The Untold Truth Of TLC’s My Feet Are Killing Me
In January 2020, TLC’s My Feet Are Killing Me, a reality show that gave whole new meaning to the phrase "putting your best foot forward," debuted. The series introduced Dr. Ebonie Vincent and Dr. Brad Schaeffer, two podiatrists who, according to the network’s announcement, "have never met a foot too funky to fix." With Vincent based on the west coast and Schaeffer on the east, TLC explained that the new series would follow the docs as they take on some of the most jaw-dropping, eye-popping foot problems ever seen on television.
"It was clear, following the debut of Dr. Pimple Popper, that our audience was craving even more powerful and heartwarming stories of medical transformation," said TLC president and GM Howard Lee, promising to take viewers on "emotional rollercoaster journeys through to their uplifting conclusions." From folks with extra toes to a patient with Proteus syndrome (a.k.a. Elephant Man’s Disease), My Feet Are Killing Me is all about fixing feet and changing lives.
The new series quickly made an impression, with nearly 2.8 million viewers tuning in to the premiere episode. There is much to be discovered about this unique show, so buckle up for the untold truth of TLC’s My Feet Are Killing Me.
TLC’s My Feet Are Killing Me is not for the faint of heart
If viewers found themselves shocked by the downright frightening feet on display on TLC’s My Feet Are Killing Me, they can’t say they weren’t warned. That’s because each episode opens with a stern disclaimer. "This program examines podiatry conditions and the procedures involved with treating them," reads the warning. "Due to their graphic nature, viewer discretion is advised."
Even People, which shared a brief trailer of the show on its website, cautioned its readers that the clip "contains graphic images that may be unsettling." In fact, viewers who watched the clip did indeed encounter some downright horrific-looking feet. Among these were a patient whose massive infected growth on the sole of her foot looked like something out of The Walking Dead and another who had neglected his feet for so long that one of the doctors had to use a kind of power tool to grind all the nastiness off.
"At last," read a tongue-in-cheek review on Jezebel, "TLC has formulated a show that is as (or perhaps more) disgusting than Dr. Pimple Popper."
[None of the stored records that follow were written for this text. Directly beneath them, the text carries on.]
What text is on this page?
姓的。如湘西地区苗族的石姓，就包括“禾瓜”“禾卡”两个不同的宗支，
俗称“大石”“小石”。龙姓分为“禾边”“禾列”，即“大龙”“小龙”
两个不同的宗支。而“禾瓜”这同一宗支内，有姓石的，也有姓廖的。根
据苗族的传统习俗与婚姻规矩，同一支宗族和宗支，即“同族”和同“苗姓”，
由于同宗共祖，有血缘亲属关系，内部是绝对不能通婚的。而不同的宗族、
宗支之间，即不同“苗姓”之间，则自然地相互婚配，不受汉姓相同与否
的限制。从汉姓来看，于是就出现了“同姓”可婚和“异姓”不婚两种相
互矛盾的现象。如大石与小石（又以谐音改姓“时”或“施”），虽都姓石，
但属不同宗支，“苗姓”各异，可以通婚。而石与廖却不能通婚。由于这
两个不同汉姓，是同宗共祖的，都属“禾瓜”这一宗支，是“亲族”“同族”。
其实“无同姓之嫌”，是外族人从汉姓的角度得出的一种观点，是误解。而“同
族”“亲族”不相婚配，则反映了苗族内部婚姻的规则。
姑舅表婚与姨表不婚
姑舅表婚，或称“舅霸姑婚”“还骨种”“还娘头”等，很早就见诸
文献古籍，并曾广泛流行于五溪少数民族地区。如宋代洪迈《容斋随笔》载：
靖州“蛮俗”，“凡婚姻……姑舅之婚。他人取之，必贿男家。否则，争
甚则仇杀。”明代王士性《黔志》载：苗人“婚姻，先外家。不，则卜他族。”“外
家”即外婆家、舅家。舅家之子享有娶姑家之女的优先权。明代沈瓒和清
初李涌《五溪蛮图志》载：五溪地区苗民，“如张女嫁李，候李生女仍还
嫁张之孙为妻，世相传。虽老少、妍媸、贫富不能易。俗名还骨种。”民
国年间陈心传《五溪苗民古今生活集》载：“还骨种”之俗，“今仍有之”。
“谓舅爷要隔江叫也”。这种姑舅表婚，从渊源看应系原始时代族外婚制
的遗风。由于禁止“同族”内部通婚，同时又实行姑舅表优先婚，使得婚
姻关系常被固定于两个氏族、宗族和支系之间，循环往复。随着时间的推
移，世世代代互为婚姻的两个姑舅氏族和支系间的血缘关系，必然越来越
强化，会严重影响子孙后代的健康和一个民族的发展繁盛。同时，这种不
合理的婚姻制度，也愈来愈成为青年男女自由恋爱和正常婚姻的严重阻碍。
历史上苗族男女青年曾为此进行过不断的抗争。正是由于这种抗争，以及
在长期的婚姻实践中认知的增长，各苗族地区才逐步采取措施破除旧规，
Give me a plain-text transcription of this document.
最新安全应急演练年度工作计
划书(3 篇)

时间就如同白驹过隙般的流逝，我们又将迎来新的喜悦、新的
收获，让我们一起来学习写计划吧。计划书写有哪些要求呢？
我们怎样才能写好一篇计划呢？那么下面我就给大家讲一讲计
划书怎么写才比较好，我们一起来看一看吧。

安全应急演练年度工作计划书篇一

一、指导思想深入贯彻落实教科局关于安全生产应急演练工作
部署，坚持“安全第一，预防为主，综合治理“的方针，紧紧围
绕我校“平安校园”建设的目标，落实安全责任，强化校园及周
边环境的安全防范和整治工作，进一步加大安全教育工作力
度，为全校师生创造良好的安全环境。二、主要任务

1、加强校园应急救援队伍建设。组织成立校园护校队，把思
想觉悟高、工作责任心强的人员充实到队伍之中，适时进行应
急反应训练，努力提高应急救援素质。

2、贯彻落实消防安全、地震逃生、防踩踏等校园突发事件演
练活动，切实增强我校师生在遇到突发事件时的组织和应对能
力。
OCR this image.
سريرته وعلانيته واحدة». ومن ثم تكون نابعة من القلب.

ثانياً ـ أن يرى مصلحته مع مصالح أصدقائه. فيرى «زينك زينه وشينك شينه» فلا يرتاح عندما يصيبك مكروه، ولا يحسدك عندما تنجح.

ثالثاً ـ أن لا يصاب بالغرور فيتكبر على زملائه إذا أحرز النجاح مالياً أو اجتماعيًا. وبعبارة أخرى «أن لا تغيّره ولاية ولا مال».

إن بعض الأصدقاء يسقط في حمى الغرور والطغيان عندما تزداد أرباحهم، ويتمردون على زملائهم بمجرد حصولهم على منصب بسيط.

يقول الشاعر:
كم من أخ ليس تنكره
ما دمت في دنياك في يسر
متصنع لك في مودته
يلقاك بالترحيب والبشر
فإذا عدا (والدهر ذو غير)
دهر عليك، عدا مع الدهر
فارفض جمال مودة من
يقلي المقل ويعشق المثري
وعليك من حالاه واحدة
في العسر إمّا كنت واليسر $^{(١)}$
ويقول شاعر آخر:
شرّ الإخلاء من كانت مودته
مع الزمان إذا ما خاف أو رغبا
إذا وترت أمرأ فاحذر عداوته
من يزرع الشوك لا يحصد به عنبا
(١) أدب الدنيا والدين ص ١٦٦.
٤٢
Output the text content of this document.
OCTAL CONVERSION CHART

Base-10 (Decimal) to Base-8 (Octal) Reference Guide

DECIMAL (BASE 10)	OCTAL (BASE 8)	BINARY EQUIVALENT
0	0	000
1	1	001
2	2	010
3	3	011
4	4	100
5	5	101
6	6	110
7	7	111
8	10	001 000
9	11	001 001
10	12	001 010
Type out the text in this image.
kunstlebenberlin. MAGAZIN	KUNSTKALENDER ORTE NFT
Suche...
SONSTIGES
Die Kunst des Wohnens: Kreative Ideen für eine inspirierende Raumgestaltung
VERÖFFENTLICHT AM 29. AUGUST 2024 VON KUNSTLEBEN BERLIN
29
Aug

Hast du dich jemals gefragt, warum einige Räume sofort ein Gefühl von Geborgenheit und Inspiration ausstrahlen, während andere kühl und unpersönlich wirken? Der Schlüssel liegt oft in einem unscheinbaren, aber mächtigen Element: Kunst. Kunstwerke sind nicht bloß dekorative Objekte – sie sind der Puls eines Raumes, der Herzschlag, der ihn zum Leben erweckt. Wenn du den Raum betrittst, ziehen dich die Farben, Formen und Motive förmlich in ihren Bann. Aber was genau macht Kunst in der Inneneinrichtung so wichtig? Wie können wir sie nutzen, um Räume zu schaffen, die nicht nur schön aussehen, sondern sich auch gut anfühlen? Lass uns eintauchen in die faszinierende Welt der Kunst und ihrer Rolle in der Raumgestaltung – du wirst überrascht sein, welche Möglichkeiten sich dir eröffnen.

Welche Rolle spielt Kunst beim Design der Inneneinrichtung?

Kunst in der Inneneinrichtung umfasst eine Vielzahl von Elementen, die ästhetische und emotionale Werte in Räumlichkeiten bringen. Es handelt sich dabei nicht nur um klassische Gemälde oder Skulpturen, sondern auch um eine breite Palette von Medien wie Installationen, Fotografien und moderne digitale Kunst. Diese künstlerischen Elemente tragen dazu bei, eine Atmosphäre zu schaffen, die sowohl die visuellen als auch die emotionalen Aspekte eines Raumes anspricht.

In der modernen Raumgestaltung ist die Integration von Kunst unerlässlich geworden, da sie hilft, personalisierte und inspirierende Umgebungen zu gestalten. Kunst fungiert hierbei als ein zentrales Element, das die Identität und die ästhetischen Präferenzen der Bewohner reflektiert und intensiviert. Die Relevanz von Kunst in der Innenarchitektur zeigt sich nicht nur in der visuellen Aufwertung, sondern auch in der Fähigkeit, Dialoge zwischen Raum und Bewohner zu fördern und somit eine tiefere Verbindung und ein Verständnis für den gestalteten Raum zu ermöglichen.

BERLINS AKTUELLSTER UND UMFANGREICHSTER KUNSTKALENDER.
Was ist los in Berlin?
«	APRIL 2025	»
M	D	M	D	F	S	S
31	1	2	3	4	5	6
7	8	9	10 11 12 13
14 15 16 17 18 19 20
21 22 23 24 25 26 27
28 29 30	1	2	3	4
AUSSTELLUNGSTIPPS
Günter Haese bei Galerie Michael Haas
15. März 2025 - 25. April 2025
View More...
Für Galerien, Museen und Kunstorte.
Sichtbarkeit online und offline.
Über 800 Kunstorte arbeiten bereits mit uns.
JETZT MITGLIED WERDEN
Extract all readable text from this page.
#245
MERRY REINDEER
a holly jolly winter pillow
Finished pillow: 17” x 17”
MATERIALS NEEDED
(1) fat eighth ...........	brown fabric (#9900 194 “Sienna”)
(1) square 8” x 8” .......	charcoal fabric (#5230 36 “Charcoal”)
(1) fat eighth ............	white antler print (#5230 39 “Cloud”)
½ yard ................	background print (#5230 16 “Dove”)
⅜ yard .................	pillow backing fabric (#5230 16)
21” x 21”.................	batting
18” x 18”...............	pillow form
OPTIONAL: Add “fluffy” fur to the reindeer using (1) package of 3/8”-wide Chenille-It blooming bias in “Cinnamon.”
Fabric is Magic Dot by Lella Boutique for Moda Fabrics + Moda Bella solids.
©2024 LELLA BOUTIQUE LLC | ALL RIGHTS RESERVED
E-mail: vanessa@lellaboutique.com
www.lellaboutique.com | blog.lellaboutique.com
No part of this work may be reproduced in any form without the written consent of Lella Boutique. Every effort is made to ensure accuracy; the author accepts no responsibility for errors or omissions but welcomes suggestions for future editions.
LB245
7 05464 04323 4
The promo "foot" for TLC’s My Feet Are Killing Me freaked people out
Ahead of the debut of the first episode of TLC’s My Feet Are Killing Me, the network used an unusual promotional strategy to draw attention to its new show. During broadcasts of other TLC programming, a gnarly-looking pixelated foot appeared at the bottom of the screen, along with the show’s logo.
Viewers, however, weren’t quite sure what to make of it, and many of them took to Twitter to express their confusion and, in many cases, dismay. "Hey @TLC. Get that foot out of the corner of my TV. Super Annoying," wrote one viewer on Twitter. Another wrote, "I don’t know whose idea at TLC it was to put this foot at the bottom of the screen but they need to be fired IMMEDIATELY!!!!!!"
Along with the complaints were the usual attempts at Twitter humor, including this one: "Dear @TLC, please stop with the zit doctors and the shows about horrifying foot issues. I can’t take much more of these ads during my completely normal shows about polygamists, 90 day fiancés, little people, and people who don’t know how to buy a decent house with lottery money." Yeah, why not let viewers of 90 Day Fiancé and Seeking Sister Wife watch their shows in peace?